Do que abrir o coração, tentar explicar o que sente,
e perceber que do outro lado há apenas indiferença, pressa ou desinteresse.
A escuta afetiva é o que sustenta vínculos verdadeiros.
É quando alguém para o que está fazendo para perceber o outro de verdade.
Não é sobre responder rápido,
é sobre escutar com presença, com alma, com o coração inteiro.
Quando isso falta, algo dentro da relação começa a se quebrar.
A pessoa ainda está ali — mas já não se sente parte.
Fala… mas não é ouvida.
Tenta… mas não é percebida.
Explica… e é chamada de exagerada, dramática, sensível demais.
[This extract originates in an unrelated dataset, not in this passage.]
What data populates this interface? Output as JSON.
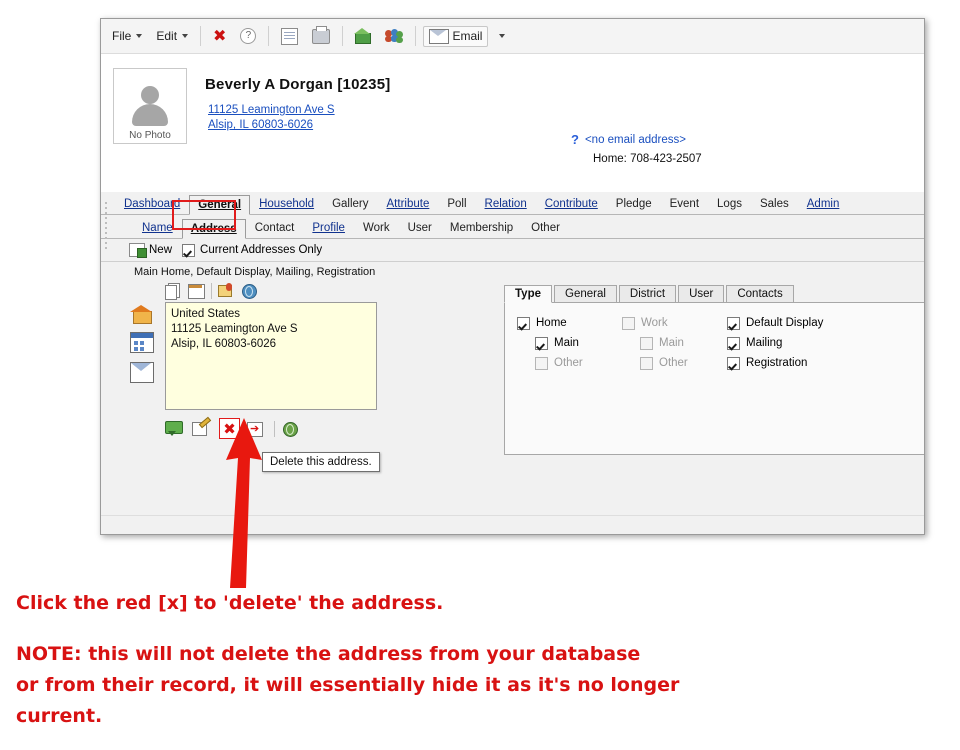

Talvez você já tenha passado por isso.
Talvez tenha gritado com o olhar, suplicado com o silêncio.
Talvez tenha dito “tá tudo bem”, quando por dentro implorava por atenção.
Escutar alguém é um ato de amor.
É dizer: “você importa pra mim, até quando não sabe explicar, até quando dói”.
E se esse espaço deixou de existir,
se é preciso se calar para manter uma falsa paz —
entenda: essa paz não é verdadeira.
É só o eco da sua voz se perdendo dentro de você.